Netanyahu Says He Will Be in Charge, Not Far Right

By Yisrael Price

Prime Minister-Designate Binyamin Netanyahu seen after a round of coalition talks in Yerushalayim, Wednesday. (Yonatan Sindel/Flash90)

YERUSHALAYIM – Prime Minister-Designate Binyamin Netanyahu responded on Wednesday to critics who have been warning that his right-religious government will spell the end of democracy in the country.

“The main policy or the overriding policy of the government is determined by the Likud and frankly, by me. I think I have more than a modest influence on it,” he told American journalist Bari Weiss in an interview.

Netanyahu noted that during his years as Israel’s longest-serving prime minister, he has maintained the norms of a democratic society despite alarms on the left.

“I’ve often heard these doom projections [of dangers to democracy and liberalism], but none of them materialized. I maintained Israel’s democratic nature. I maintained Israel’s traditions.

“This Israel is not going to be governed by Talmudic law,” he added, dismissing the scare propaganda of Avigdor Liberman and others who claim his new coalition seeks to install a theocracy.

Meanwhile, Defense Minister Benny Gantz said on Wednesday that the incoming police minister’s request to transfer Yehuda and Shomron Border Police to his control would cause “serious harm” to security in the area, according to The Times of Israel.

Gantz reiterated that the military’s operational and command structure should remain independent from political control, which he warns would be compromised if Ben Gvir’s proposal were implemented.

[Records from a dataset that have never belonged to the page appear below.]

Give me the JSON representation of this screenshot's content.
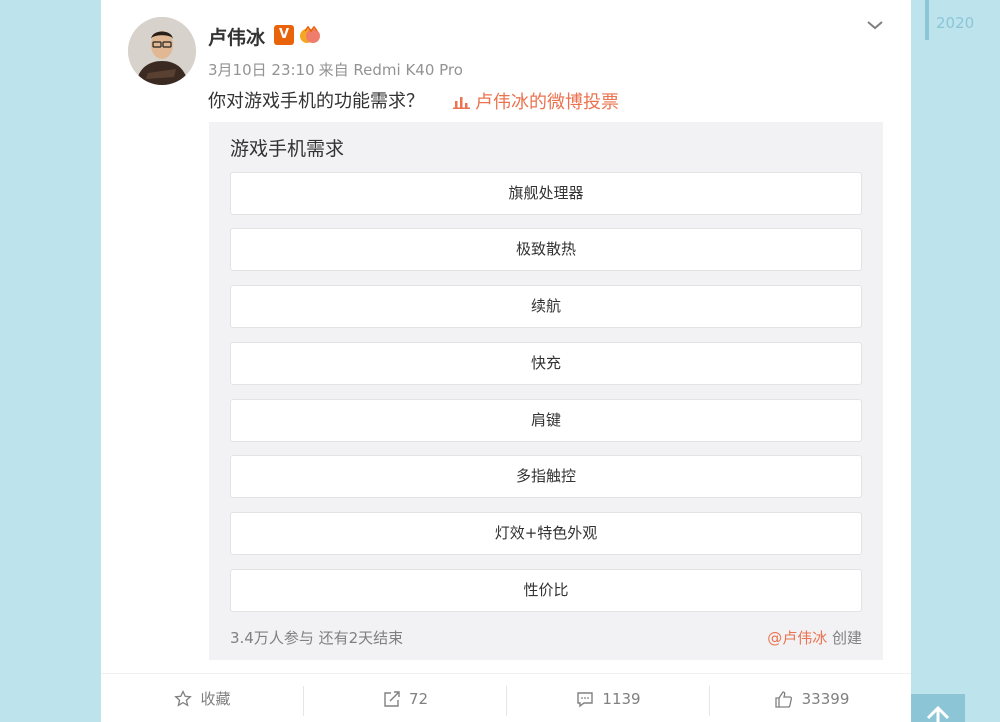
{
  "post": {
    "username": "卢伟冰",
    "verified_badge": "V",
    "date": "3月10日 23:10",
    "source": "来自 Redmi K40 Pro",
    "text": "你对游戏手机的功能需求？",
    "poll_link": "卢伟冰的微博投票"
  },
  "poll": {
    "title": "游戏手机需求",
    "options": [
      "旗舰处理器",
      "极致散热",
      "续航",
      "快充",
      "肩键",
      "多指触控",
      "灯效+特色外观",
      "性价比"
    ],
    "stats": "3.4万人参与 还有2天结束",
    "creator_mention": "@卢伟冰",
    "creator_suffix": "创建"
  },
  "actions": {
    "favorite_label": "收藏",
    "repost_count": "72",
    "comment_count": "1139",
    "like_count": "33399"
  },
  "timeline": {
    "year": "2020"
  },
  "colors": {
    "page_bg": "#bde3ec",
    "accent": "#eb7350",
    "poll_bg": "#f2f2f5",
    "timeline": "#8cc6d6"
  }
}
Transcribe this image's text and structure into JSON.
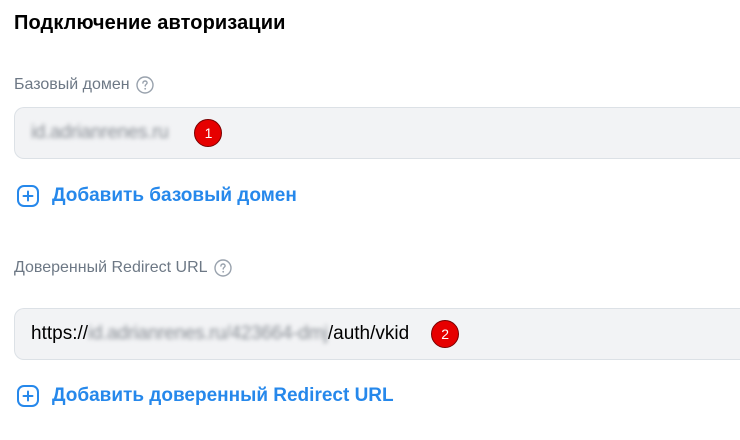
{
  "section": {
    "title": "Подключение авторизации"
  },
  "base_domain": {
    "label": "Базовый домен",
    "value_blurred": "id.adrianrenes.ru",
    "badge": "1",
    "add_label": "Добавить базовый домен"
  },
  "redirect_url": {
    "label": "Доверенный Redirect URL",
    "value_prefix": "https://",
    "value_blurred": "id.adrianrenes.ru/423664-dmj",
    "value_suffix": "/auth/vkid",
    "badge": "2",
    "add_label": "Добавить доверенный Redirect URL"
  },
  "icons": {
    "help": "help-circle-icon",
    "add": "add-square-icon"
  },
  "colors": {
    "accent": "#2688eb",
    "label": "#6d7885",
    "input_bg": "#f2f3f5",
    "badge": "#e60000"
  }
}
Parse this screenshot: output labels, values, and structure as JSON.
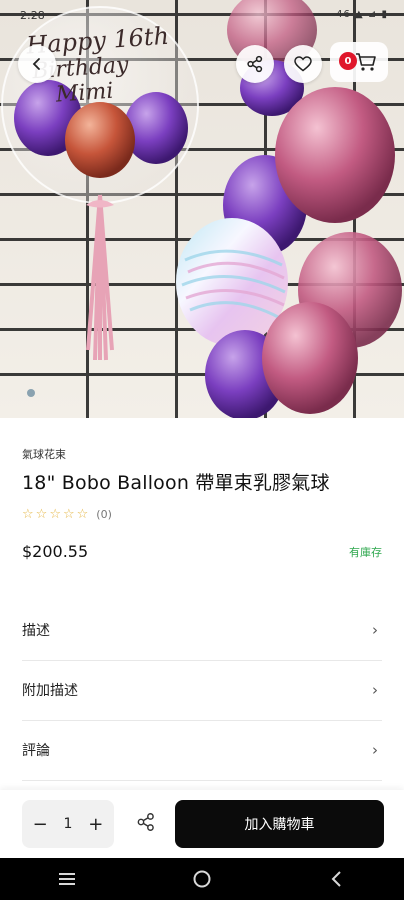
{
  "status_bar": {
    "time": "2:28",
    "right_text": "46 ▲ ⊿ ▮"
  },
  "hero": {
    "banner_text_line1": "Happy 16th",
    "banner_text_line2": "Birthday",
    "banner_text_line3": "Mimi",
    "dots_total": 1,
    "dot_active": 1
  },
  "header_icons": {
    "back": "chevron-left-icon",
    "share": "share-icon",
    "favorite": "heart-icon",
    "cart": "cart-icon",
    "cart_count": "0"
  },
  "product": {
    "category": "氣球花束",
    "title": "18\" Bobo Balloon 帶單束乳膠氣球",
    "rating_stars": 5,
    "review_count": "(0)",
    "price": "$200.55",
    "stock_status": "有庫存"
  },
  "sections": [
    {
      "label": "描述"
    },
    {
      "label": "附加描述"
    },
    {
      "label": "評論"
    }
  ],
  "bottom_bar": {
    "minus": "−",
    "quantity": "1",
    "plus": "+",
    "add_to_cart": "加入購物車"
  },
  "colors": {
    "accent": "#0b0b0b",
    "badge": "#e0172b",
    "stock": "#2fa84f",
    "star": "#e6b84a"
  }
}
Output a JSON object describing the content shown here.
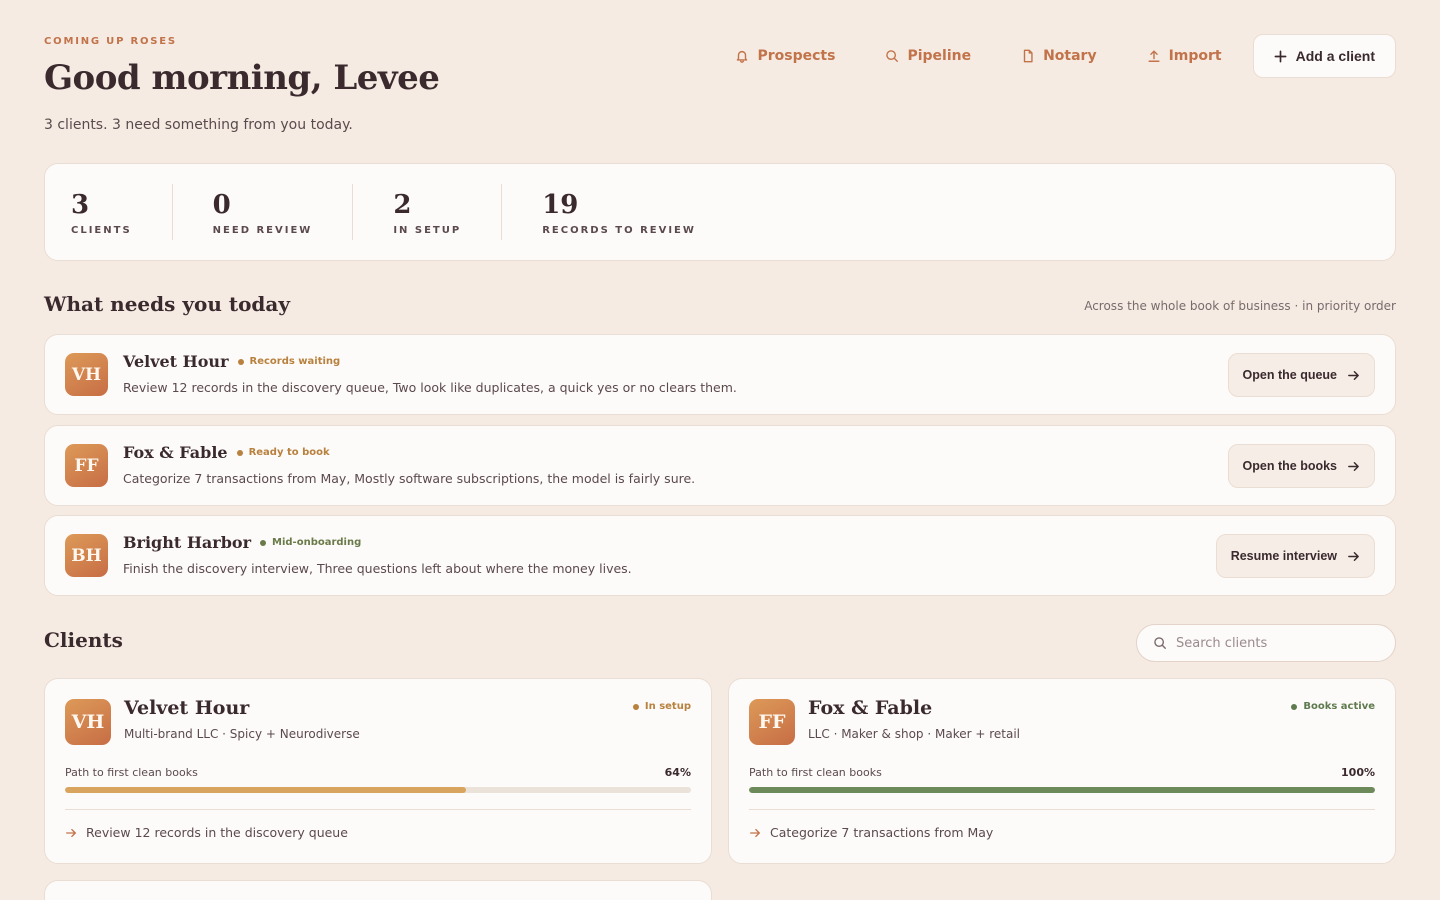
{
  "header": {
    "eyebrow": "COMING UP ROSES",
    "greeting": "Good morning, Levee",
    "summary": "3 clients. 3 need something from you today."
  },
  "nav": {
    "links": [
      {
        "label": "Prospects",
        "icon": "bell-icon"
      },
      {
        "label": "Pipeline",
        "icon": "search-icon"
      },
      {
        "label": "Notary",
        "icon": "document-icon"
      },
      {
        "label": "Import",
        "icon": "upload-icon"
      }
    ],
    "add_client_label": "Add a client"
  },
  "stats": [
    {
      "value": "3",
      "label": "CLIENTS"
    },
    {
      "value": "0",
      "label": "NEED REVIEW"
    },
    {
      "value": "2",
      "label": "IN SETUP"
    },
    {
      "value": "19",
      "label": "RECORDS TO REVIEW"
    }
  ],
  "today": {
    "title": "What needs you today",
    "note": "Across the whole book of business · in priority order",
    "tasks": [
      {
        "initials": "VH",
        "name": "Velvet Hour",
        "status": "Records waiting",
        "status_color": "#b8813e",
        "description": "Review 12 records in the discovery queue, Two look like duplicates, a quick yes or no clears them.",
        "action": "Open the queue"
      },
      {
        "initials": "FF",
        "name": "Fox & Fable",
        "status": "Ready to book",
        "status_color": "#b8813e",
        "description": "Categorize 7 transactions from May, Mostly software subscriptions, the model is fairly sure.",
        "action": "Open the books"
      },
      {
        "initials": "BH",
        "name": "Bright Harbor",
        "status": "Mid-onboarding",
        "status_color": "#6a7a4a",
        "description": "Finish the discovery interview, Three questions left about where the money lives.",
        "action": "Resume interview"
      }
    ]
  },
  "clients": {
    "title": "Clients",
    "search_placeholder": "Search clients",
    "cards": [
      {
        "initials": "VH",
        "name": "Velvet Hour",
        "subtitle": "Multi-brand LLC · Spicy + Neurodiverse",
        "status": "In setup",
        "status_color": "#b8813e",
        "progress_label": "Path to first clean books",
        "progress_text": "64%",
        "progress": 0.64,
        "progress_color": "#d9a55e",
        "next_action": "Review 12 records in the discovery queue"
      },
      {
        "initials": "FF",
        "name": "Fox & Fable",
        "subtitle": "LLC · Maker & shop · Maker + retail",
        "status": "Books active",
        "status_color": "#5e7a4e",
        "progress_label": "Path to first clean books",
        "progress_text": "100%",
        "progress": 1.0,
        "progress_color": "#6c8a5a",
        "next_action": "Categorize 7 transactions from May"
      }
    ]
  }
}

“I emphasize that while the [IDF] chief of staff and IDF commanders are subject to the decisions of the political echelon, they have the authority and responsibility to manage the IDF’s operational and command activities,” Gantz said.

Addressing himself to IDF commanders, he added: “I know that you will remain… loyal to your position and to the political echelon, and at the same time — that you will never bow your head to a political pressure system.”

In the same vein, IDF Chief of Staff Aviv Kohavi rejected Ben Gvir’s criticism of the sentencing of a soldier to 10 days in prison for telling a left-wing activist in Chevron on Friday that “Ben Gvir will make order.”

“We will not allow intervention by any politician, left or right, in commanders’ decisions, nor use of the military to promote a political agenda,” Kohavi told the soldier’s battalion and brigade commanders in a phone call, the military said on Twitter.

For his part, Ben Gvir then accused Kohavi of making inappropriate political statements and said he had no intention of intervening in the commanders’ punitive measures but demanded a change in policy.